HPL Electric & Power is seeking to raise Rs 361 crore through an initial public offer (IPO), which opened for subscription on September 22.
HPL Electric & Power is seeking to raise Rs 361 crore through an initial public offer (IPO), which opened for subscription on September 22. The company has fixed a price band of Rs 175-202 per equity share for the public offer. Book running lead managers to the issue are SBI Capital Markets, ICICI Securities and IDFC Securities. The issue will close on September 26 (Monday).
The company had filed its Draft Red Herring Prospectus with the market regulator Securities and Exchange Board of India (Sebi) in February for its initial share sale. The firm nod from the regulator in May. Shares of the company are proposed to be listed on BSE and NSE.
Below are the 5 things you should know subscribing the public offer:
About the company: HPL Electric & Power is a New Delhi-based company and is engaged in the business of manufacturing electric equipment. It has a diverse portfolio of electric equipment, including, metering solutions, switchgears, lighting equipment and wires and cables, catering to consumer and institutional customers in the electrical equipment industry.
Objective of the issue: The objective of the issue is to utilised the net proceeds for repayment of loans, to fund working capital requirements and for other general corporate purposes.
Strengths and Risks: The company has network of over 2,400 authorised dealers or distributors who further sell products to over 15,000 retailers. HPL Electric has over 90 branches and representative offices across India, which carries out marketing activities. On the other hand, the company’s significant portion of revenue comes from power utilities. Any delay in payment or disputes with these power utilities may have an adverse effect on the company’s business and financial condition.

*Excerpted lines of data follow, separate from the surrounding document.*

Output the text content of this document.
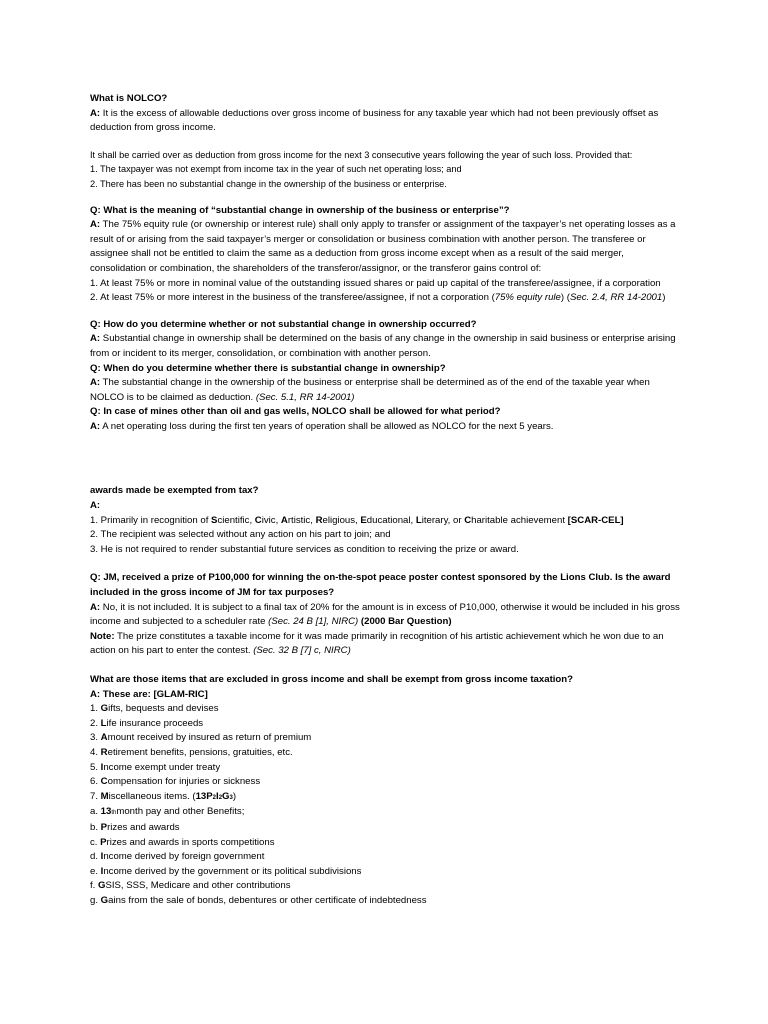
What is NOLCO?

A: It is the excess of allowable deductions over gross income of business for any taxable year which had not been previously offset as deduction from gross income.

It shall be carried over as deduction from gross income for the next 3 consecutive years following the year of such loss. Provided that:

1. The taxpayer was not exempt from income tax in the year of such net operating loss; and

2. There has been no substantial change in the ownership of the business or enterprise.

Q: What is the meaning of “substantial change in ownership of the business or enterprise”?

A: The 75% equity rule (or ownership or interest rule) shall only apply to transfer or assignment of the taxpayer’s net operating losses as a result of or arising from the said taxpayer’s merger or consolidation or business combination with another person. The transferee or assignee shall not be entitled to claim the same as a deduction from gross income except when as a result of the said merger, consolidation or combination, the shareholders of the transferor/assignor, or the transferor gains control of:

1. At least 75% or more in nominal value of the outstanding issued shares or paid up capital of the transferee/assignee, if a corporation

2. At least 75% or more interest in the business of the transferee/assignee, if not a corporation (75% equity rule) (Sec. 2.4, RR 14-2001)

Q: How do you determine whether or not substantial change in ownership occurred?

A: Substantial change in ownership shall be determined on the basis of any change in the ownership in said business or enterprise arising from or incident to its merger, consolidation, or combination with another person.

Q: When do you determine whether there is substantial change in ownership?

A: The substantial change in the ownership of the business or enterprise shall be determined as of the end of the taxable year when NOLCO is to be claimed as deduction. (Sec. 5.1, RR 14-2001)

Q: In case of mines other than oil and gas wells, NOLCO shall be allowed for what period?

A: A net operating loss during the first ten years of operation shall be allowed as NOLCO for the next 5 years.

awards made be exempted from tax?

A:

1. Primarily in recognition of Scientific, Civic, Artistic, Religious, Educational, Literary, or Charitable achievement [SCAR-CEL]

2. The recipient was selected without any action on his part to join; and

3. He is not required to render substantial future services as condition to receiving the prize or award.

Q: JM, received a prize of P100,000 for winning the on-the-spot peace poster contest sponsored by the Lions Club. Is the award included in the gross income of JM for tax purposes?

A: No, it is not included. It is subject to a final tax of 20% for the amount is in excess of P10,000, otherwise it would be included in his gross income and subjected to a scheduler rate (Sec. 24 B [1], NIRC) (2000 Bar Question)

Note: The prize constitutes a taxable income for it was made primarily in recognition of his artistic achievement which he won due to an action on his part to enter the contest. (Sec. 32 B [7] c, NIRC)

What are those items that are excluded in gross income and shall be exempt from gross income taxation?

A: These are: [GLAM-RIC]

1. Gifts, bequests and devises

2. Life insurance proceeds

3. Amount received by insured as return of premium

4. Retirement benefits, pensions, gratuities, etc.

5. Income exempt under treaty

6. Compensation for injuries or sickness

7. Miscellaneous items. (13P2I2G3)

a. 13thmonth pay and other Benefits;

b. Prizes and awards

c. Prizes and awards in sports competitions

d. Income derived by foreign government

e. Income derived by the government or its political subdivisions

f. GSIS, SSS, Medicare and other contributions

g. Gains from the sale of bonds, debentures or other certificate of indebtedness
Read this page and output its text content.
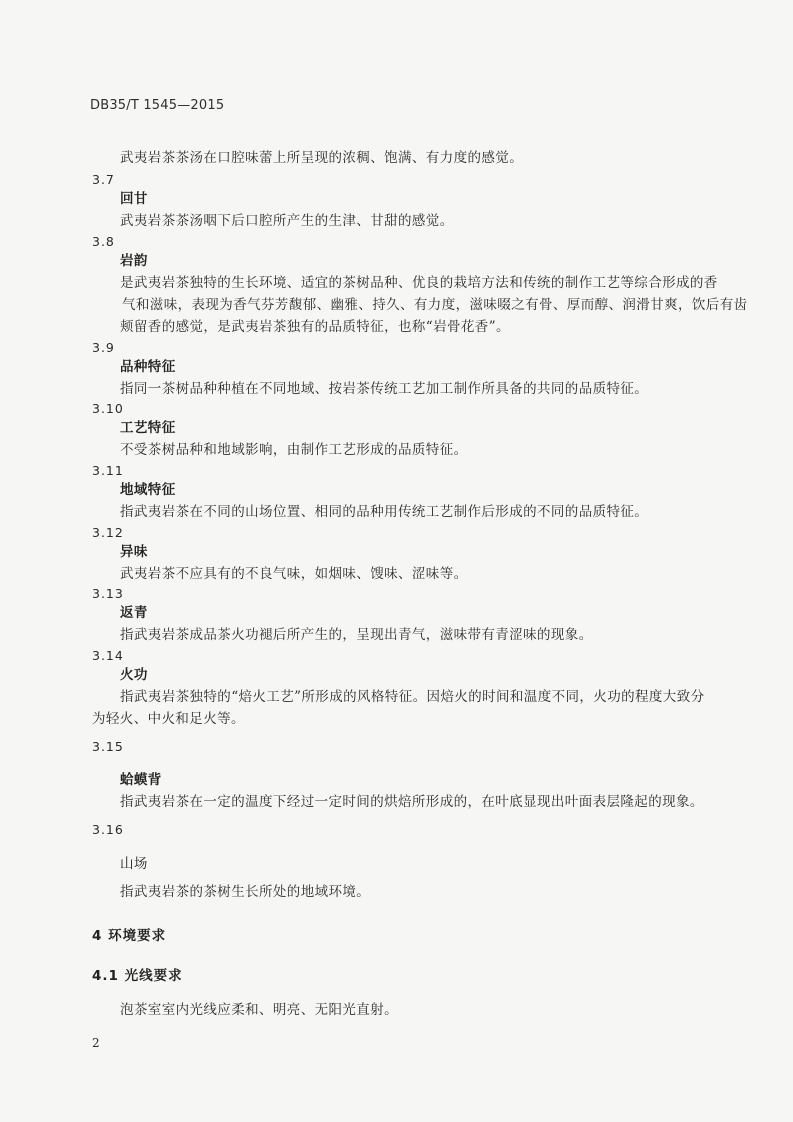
DB35/T 1545—2015
武夷岩茶茶汤在口腔味蕾上所呈现的浓稠、饱满、有力度的感觉。
3.7
回甘
武夷岩茶茶汤咽下后口腔所产生的生津、甘甜的感觉。
3.8
岩韵
是武夷岩茶独特的生长环境、适宜的茶树品种、优良的栽培方法和传统的制作工艺等综合形成的香
气和滋味，表现为香气芬芳馥郁、幽雅、持久、有力度，滋味啜之有骨、厚而醇、润滑甘爽，饮后有齿
颊留香的感觉，是武夷岩茶独有的品质特征，也称“岩骨花香”。
3.9
品种特征
指同一茶树品种种植在不同地域、按岩茶传统工艺加工制作所具备的共同的品质特征。
3.10
工艺特征
不受茶树品种和地域影响，由制作工艺形成的品质特征。
3.11
地域特征
指武夷岩茶在不同的山场位置、相同的品种用传统工艺制作后形成的不同的品质特征。
3.12
异味
武夷岩茶不应具有的不良气味，如烟味、馊味、涩味等。
3.13
返青
指武夷岩茶成品茶火功褪后所产生的，呈现出青气，滋味带有青涩味的现象。
3.14
火功
指武夷岩茶独特的“焙火工艺”所形成的风格特征。因焙火的时间和温度不同，火功的程度大致分
为轻火、中火和足火等。
3.15
蛤蟆背
指武夷岩茶在一定的温度下经过一定时间的烘焙所形成的，在叶底显现出叶面表层隆起的现象。
3.16
山场
指武夷岩茶的茶树生长所处的地域环境。
4 环境要求
4.1 光线要求
泡茶室室内光线应柔和、明亮、无阳光直射。
2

Financials: Over FY12-16, HPL Electric has reported CAGR of 11.7 per cent and 6.5 per cent on revenue and profitability respectively. Also overall debt has increased from Rs 306 crore in 2011-12 to Rs 548 crore in 2015-16. According to Religare Broking, the company is looking to reduce its debt by Rs 130 crore (though the IPO proceeds), which will help it to reduce its interest costs to some extent and improve profit margins in the coming years. Even though, there is potential for the company to grow, there is intense competition from well-established players namely, Havells India, Crompton Greaves, etc.
Brokerage take: Angel Broking has ‘Neutral’ rating on the issue. The brokerage firm in a research note said, “On the valuation front, at the upper end of the price band, the pre-issue P/E works out to 25.6 times of its FY2016 earnings which is lower compared to its peers. However this discount is justified considering its significantly low return on equity (ROE), stretched working capital and low profitability compared to its peers. Considering past financial performance and poor visibility on future growth, we rate this issue as Neutral.”